Contemporary Art

Artist Spotlight: Lauren Quin’s Momentum Builds

With success on the primary market and institutional backing, is Quin’s next stop the auction circuit?

Lauren Quin’s journey from graduation to institutional acquisitions was swift. In early 2021, the ICA Miami purchased Quin’s 2021 painting Cure for Lucretia not even two years after the artist received her MFA from Yale. Her momentum continued as her works Moiré/Melee and Crutch Letter (both 2021) were acquired by the Walker Art Center in Minneapolis and the High Museum of Art in Atlanta, respectively. Across the globe, the X Museum in Beijing (opened in 2020 and spearheaded by collector Michael Xufu Huang) acquired Quin’s Creak, 2021. Art market chatter says one of her works will make it to a mainstream auction in early March.

Quin’s rise can, in part, be attributed to the distinctive allure of her large-scale paintings. Bleach, a dizzying work from 2021 that is featured on the opening page on the artist’s website, displays many of the best elements of her Maximalist style. The six-foot-by-six-foot canvas is a tangle of tubes, multi-layered gradients, and scraped surfaces. At first glance, the image emits a fast-paced energy resulting from the jumble of quick and slow marks surrounding three-dimensional bands of bright, smooth colors. Close examination reveals that the larger shapes are embedded in a complex ecosystem of fast slashes of paint (later scraped off) and smaller, mutlicolored fields of brushstrokes. High-contrast colors provide visual interest in the composition but also conceal the depth of planning and care embedded in the process of its creation.

Lauren Quin, Bleach, 2021Lauren Quin, Bleach, 2021
 

Amongst a break-out group of talented female abstract artists,” says LiveArt’s Executive Vice President George O’Dell, “the emergence of Lauren Quin in the art market has been absolutely fascinating to watch.”

Quin remains dedicated to abstraction even as the contemporary art market focuses on figuration, and her growing collector-base suggests a resurging interest.
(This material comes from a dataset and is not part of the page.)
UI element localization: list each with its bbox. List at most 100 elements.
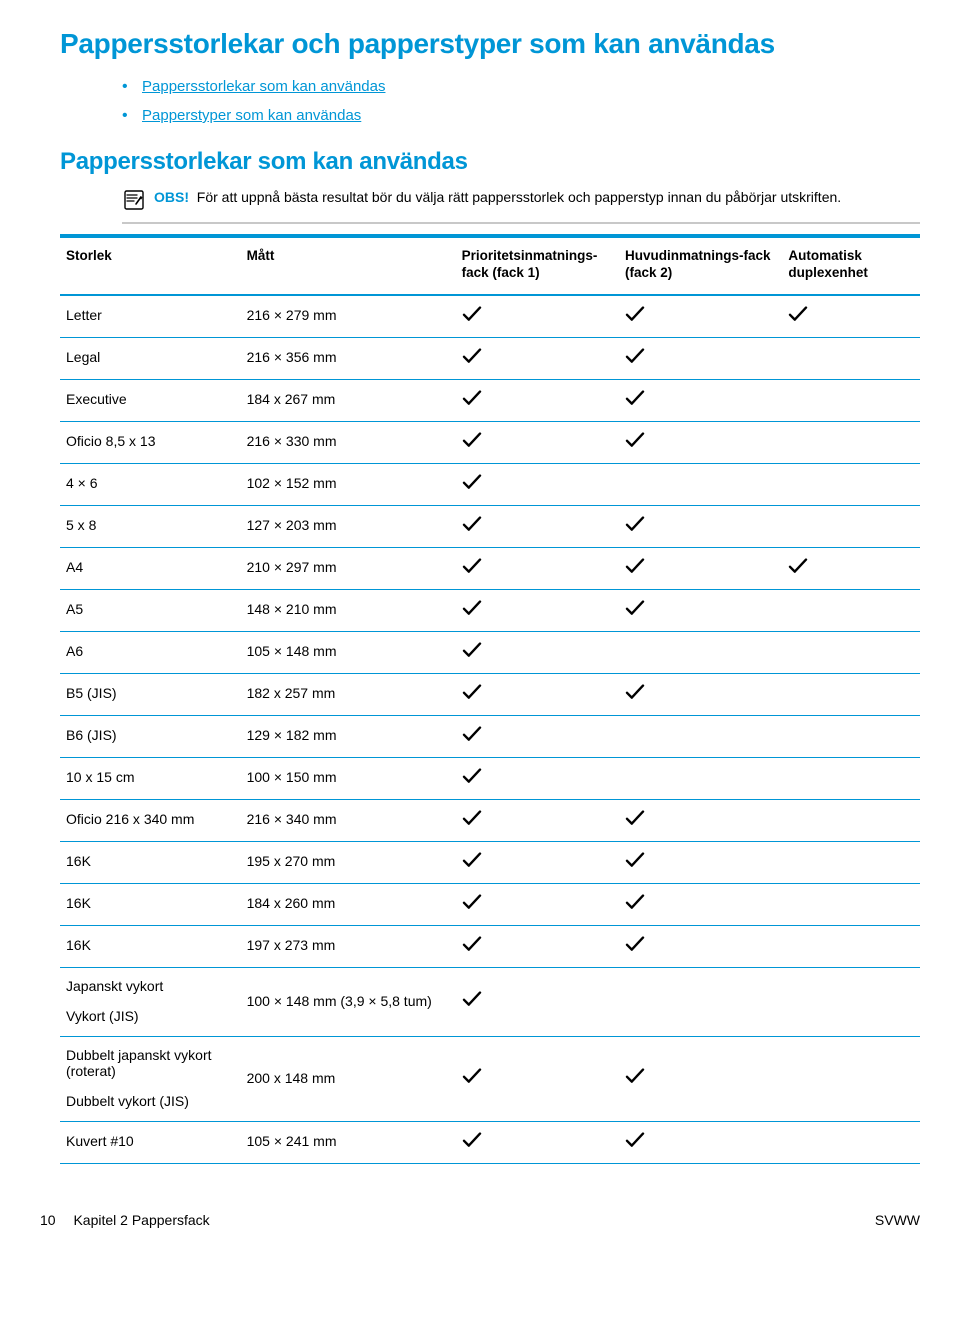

Drawing from the aesthetics of digital art, Quin has created 3-D forms that mix retro and futuristic styles of abstraction. Her solo exhibition “Vocal Fry,” presented at Friends Indeed Gallery in the summer of 2021, drew its concept from the resemblance between Quin’s signature patterns and a moiré pattern: the vibrating visual effect of two slightly offset overlapping patterns. 
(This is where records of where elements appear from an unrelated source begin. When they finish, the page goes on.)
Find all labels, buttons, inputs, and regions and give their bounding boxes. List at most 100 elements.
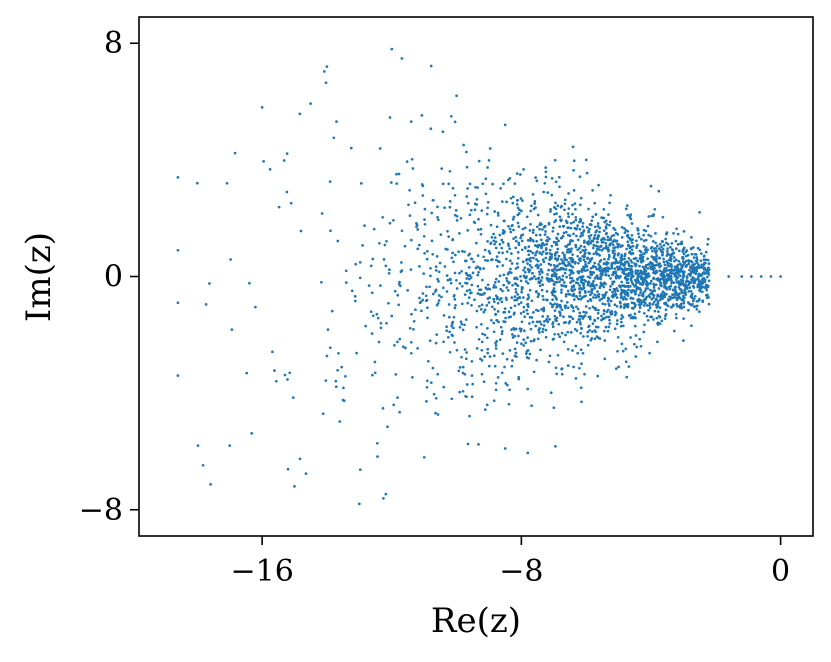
data-point xyxy=(494,388,498,392)
data-point xyxy=(663,275,667,278)
data-point xyxy=(613,303,617,307)
data-point xyxy=(682,252,686,256)
data-point xyxy=(690,296,694,300)
data-point xyxy=(604,325,608,329)
data-point xyxy=(624,207,628,211)
data-point xyxy=(616,253,620,257)
data-point xyxy=(448,350,452,354)
data-point xyxy=(657,256,661,260)
data-point xyxy=(523,270,527,274)
data-point xyxy=(458,366,462,369)
data-point xyxy=(514,327,518,331)
data-point xyxy=(682,299,686,303)
data-point xyxy=(589,297,592,301)
data-point xyxy=(466,229,470,232)
data-point xyxy=(690,324,693,328)
data-point xyxy=(492,354,496,358)
data-point xyxy=(501,352,505,355)
data-point xyxy=(656,301,660,305)
data-point xyxy=(584,305,588,308)
data-point xyxy=(434,288,438,292)
data-point xyxy=(355,351,358,355)
data-point xyxy=(510,364,514,368)
data-point xyxy=(436,372,440,376)
data-point xyxy=(475,203,478,206)
data-point xyxy=(299,229,303,233)
data-point xyxy=(679,278,683,282)
data-point xyxy=(442,340,445,344)
data-point xyxy=(665,241,668,245)
data-point xyxy=(629,276,633,280)
data-point xyxy=(513,295,517,298)
data-point xyxy=(542,260,546,264)
data-point xyxy=(494,277,498,281)
data-point xyxy=(591,215,595,219)
data-point xyxy=(681,257,685,260)
data-point xyxy=(602,285,606,289)
data-point xyxy=(406,289,410,292)
data-point xyxy=(600,249,604,252)
data-point xyxy=(769,275,773,278)
data-point xyxy=(626,229,630,233)
data-point xyxy=(625,247,628,251)
data-point xyxy=(330,309,334,313)
data-point xyxy=(563,304,567,308)
data-point xyxy=(662,279,666,282)
data-point xyxy=(571,239,574,243)
data-point xyxy=(508,227,512,231)
data-point xyxy=(410,312,413,316)
data-point xyxy=(544,335,548,339)
data-point xyxy=(587,280,591,284)
data-point xyxy=(642,291,645,294)
data-point xyxy=(705,288,709,292)
data-point xyxy=(638,264,641,268)
data-point xyxy=(606,299,610,303)
data-point xyxy=(363,224,366,227)
data-point xyxy=(690,261,694,264)
data-point xyxy=(564,230,568,234)
data-point xyxy=(593,329,597,332)
data-point xyxy=(579,244,583,248)
data-point xyxy=(538,331,541,334)
data-point xyxy=(409,120,413,123)
data-point xyxy=(523,226,527,230)
data-point xyxy=(379,321,383,325)
data-point xyxy=(450,324,453,328)
data-point xyxy=(560,204,563,208)
data-point xyxy=(633,342,636,346)
data-point xyxy=(449,278,452,282)
data-point xyxy=(469,208,473,212)
data-point xyxy=(528,352,532,356)
data-point xyxy=(443,265,447,268)
data-point xyxy=(539,322,543,326)
data-point xyxy=(431,366,435,370)
data-point xyxy=(574,227,578,231)
data-point xyxy=(678,270,682,273)
data-point xyxy=(643,323,646,327)
data-point xyxy=(652,270,656,274)
data-point xyxy=(648,304,651,307)
data-point xyxy=(692,256,696,259)
data-point xyxy=(687,308,690,312)
data-point xyxy=(665,231,669,234)
data-point xyxy=(514,239,518,243)
data-point xyxy=(485,336,489,340)
data-point xyxy=(507,271,510,275)
data-point xyxy=(631,316,635,320)
data-point xyxy=(602,312,606,316)
data-point xyxy=(684,250,688,254)
data-point xyxy=(476,228,480,231)
data-point xyxy=(618,284,622,288)
data-point xyxy=(600,297,604,301)
data-point xyxy=(707,262,711,265)
data-point xyxy=(533,244,537,247)
data-point xyxy=(423,218,426,221)
data-point xyxy=(572,279,575,283)
data-point xyxy=(488,252,492,255)
data-point xyxy=(637,232,640,236)
data-point xyxy=(517,241,521,245)
data-point xyxy=(594,325,598,329)
data-point xyxy=(652,288,656,292)
data-point xyxy=(515,355,518,358)
data-point xyxy=(658,298,662,302)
Previous to her stint in New Haven, Quin earned her BFA from the School of the Art Institute of Chicago in 2015 and attended a residency at the Skowhegan School of Painting and Sculpture for the summer of 2017. Since then, Quin has exhibited her paintings in New York, Chicago, Los Angeles, San Francisco, New Haven, and Stockholm. In summer 2021, Loyal Gallery in Stockholm presented Quin’s first European solo show “Bat’s Belly.” The gallery presented eleven of Quin’s oil paintings spread over two viewing floors. The array of works were true to Quin’s style–colorful, tangled tubes with additive and subtractive marks–displayed simply in the gallery space. The focus was entirely on the dense, abstract worlds of the paintings.

"Bat's Belly" exhibition view, LOYAL, Stockholm"Bat's Belly" exhibition view, LOYAL, Stockholm
 

In the winter of 2021, Friends Indeed hosted a solo booth of Quin’s work at NADA Miami. The booth sold out completely on day one of the fair. Friends Indeed told artnet news that three large-scale works were sold for $28,000 (two of the works) and $30,000 (for the third).

With the demand for 21st century art at auction (the total market value of 21st century art sold at public auction at the major auction houses last year reached $1.76 billion), it is no surprise that Quin’s paintings are already being offered. 

Call it a “soft-launch:” Quin’s 2021 work CURE FOR SESSILITY was sold at the fall 2021 Two x Two For AIDS and Art auction honoring Yoshitomo Nara. The auction, held in the Rachofsky House in Dallas, benefits the Dallas Museum of Art and amfAR, the Foundation for AIDS Research and was hosted by Sotheby’s. Quin’s painting, smaller than the previously mentioned works at 36 x 60 inches, was presented with an “estimated retail value” of $14,000. The painting was provided by Friends Indeed Gallery, likely as an attempt to establish a robust public price point for Quin’s work. 

“The auction at Dallas Two x Two last autumn really cemented the demand for [Quin’s] work,” O’Dell adds. “It will be interesting to see what the first true secondary market (non charity auction) result is.”

In March, Phillips will offer a work that could open Quin’s market, the auction house hopes, along the same path as abstract painters like Flora Yuhknovich and Jadé Fadojutimi.